La Convention de La Haye Jugements, anciennement la Convention du 2 juillet 2019 pour la reconnaissance et l’exécution des jugements étrangers en matière civile ou commerciale

  • La Convention établit des critères communs selon lesquels les jugements d’une Partie contractante seront reconnus et/ou exécutés dans une autre. La Convention facilite la circulation des jugements entre ses Parties contractantes, garantissant ainsi qu’une partie qui obtient gain de cause disposera d’un jugement valable. Cette approche offre également à cette partie la possibilité d’exécuter la sentence judiciaire à l’étranger avec des délais, des coûts et des risques plus courts. La Convention s’applique à la reconnaissance et à l’exécution des décisions en matière civile ou commerciale, y compris les contrats de consommation et les contrats individuels de travail. La Convention ne s’applique pas au statut et à la capacité juridique des personnes physiques, aux questions de droit de la famille, à l’insolvabilité, à la vie privée, à la propriété intellectuelle et à certaines questions antitrust.
  • Le texte intégral de la Convention peut être consulté en ligne.

Convention de la HCCH du 30 juin 2005 sur l’accord d’élection de for

  • La Convention Élection de for de la Conférence de La Haye de droit international privé (HCCH) garantit que le choix du for des parties est confirmé par les tribunaux, créant ainsi un climat plus favorable au commerce et à l’investissement internationaux. La Convention contient trois obligations essentielles. La première d’entre elles est que le tribunal choisi par les parties doit connaître du litige. Tout tribunal non élu doit suspendre/non-lieu à statuer en faveur du tribunal élu. Les jugements rendus par le tribunal élu doivent être reconnus et exécutés dans les autres Parties contractantes, en assurant leur circulation mondiale. En tant que telle, la Convention Élection de for a un effet similaire à la reconnaissance des conventions d’arbitrage en vertu de la Convention de New York de 1958 pour la reconnaissance et l’exécution des sentences arbitrales étrangères.
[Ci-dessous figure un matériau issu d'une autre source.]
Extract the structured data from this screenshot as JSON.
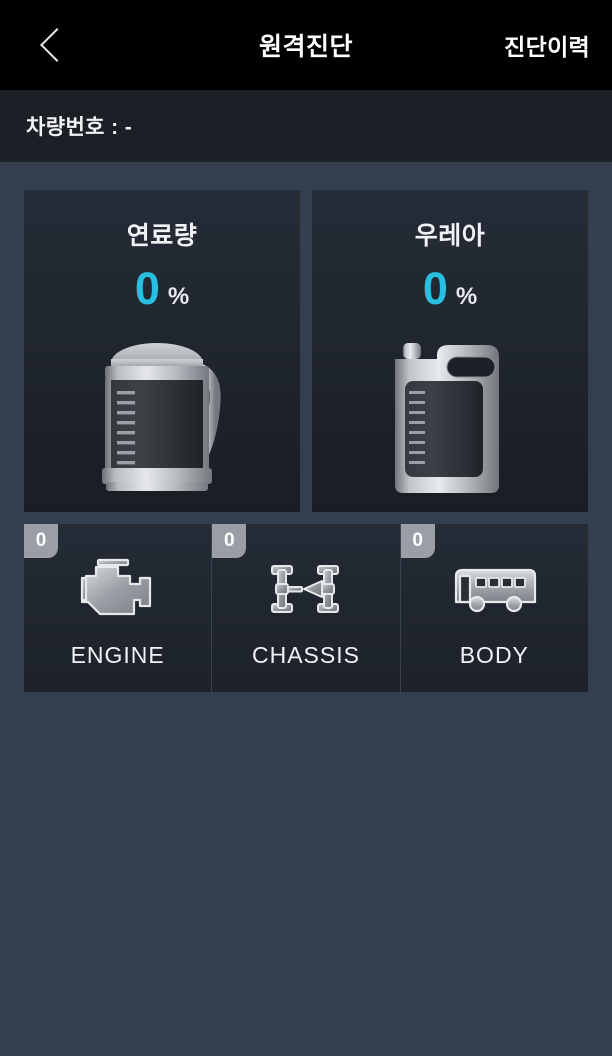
{
  "header": {
    "back_icon": "chevron-left-icon",
    "title": "원격진단",
    "action_label": "진단이력"
  },
  "vehicle": {
    "label": "차량번호 : -"
  },
  "gauges": [
    {
      "title": "연료량",
      "value": "0",
      "unit": "%",
      "icon": "fuel-canister-icon",
      "value_color": "#29bfe0"
    },
    {
      "title": "우레아",
      "value": "0",
      "unit": "%",
      "icon": "urea-jerrycan-icon",
      "value_color": "#29bfe0"
    }
  ],
  "diagnostics": [
    {
      "badge": "0",
      "label": "ENGINE",
      "icon": "engine-icon"
    },
    {
      "badge": "0",
      "label": "CHASSIS",
      "icon": "chassis-axle-icon"
    },
    {
      "badge": "0",
      "label": "BODY",
      "icon": "bus-body-icon"
    }
  ],
  "colors": {
    "page_background": "#333f4f",
    "header_background": "#000000",
    "vehicle_bar_background": "#1b1f26",
    "card_background": "#20262f",
    "badge_background": "#9a9ea6",
    "accent": "#29bfe0"
  }
}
Les jugements rendus par le tribunal élu doivent être reconnus et exécutés dans les autres Parties contractantes (article 8), ce qui garantit leur circulation mondiale.
  • La Convention peut être consultée sur le site Web de la HCCH.

Guide juridique de la CNUDCI, de la HCCH et d’UNIDROIT sur les instruments uniformes dans le domaine des contrats du commerce international, axé sur les ventes

  • L’objectif du Guide de la CNUDCI, de la HCCH et d’UNIDROIT est de fournir une description de la nature complémentaire des instruments de l’UNDROI, de la CNUDCI et de la Conférence de La Haye lorsque plusieurs instruments s’appliquent à une transaction.

Convention des Nations Unies pour la reconnaissance et l’exécution des sentences arbitrales étrangères (New York, 10 juin 1958)

  • La Convention de New York s’applique à la reconnaissance et à l’exécution des sentences arbitrales étrangères et au renvoi par un tribunal à l’arbitrage. Elle établit des critères communs pour la reconnaissance et/ou l’exécution des sentences arbitrales rendues sur le territoire d’une Partie contractante sur celui d’une autre.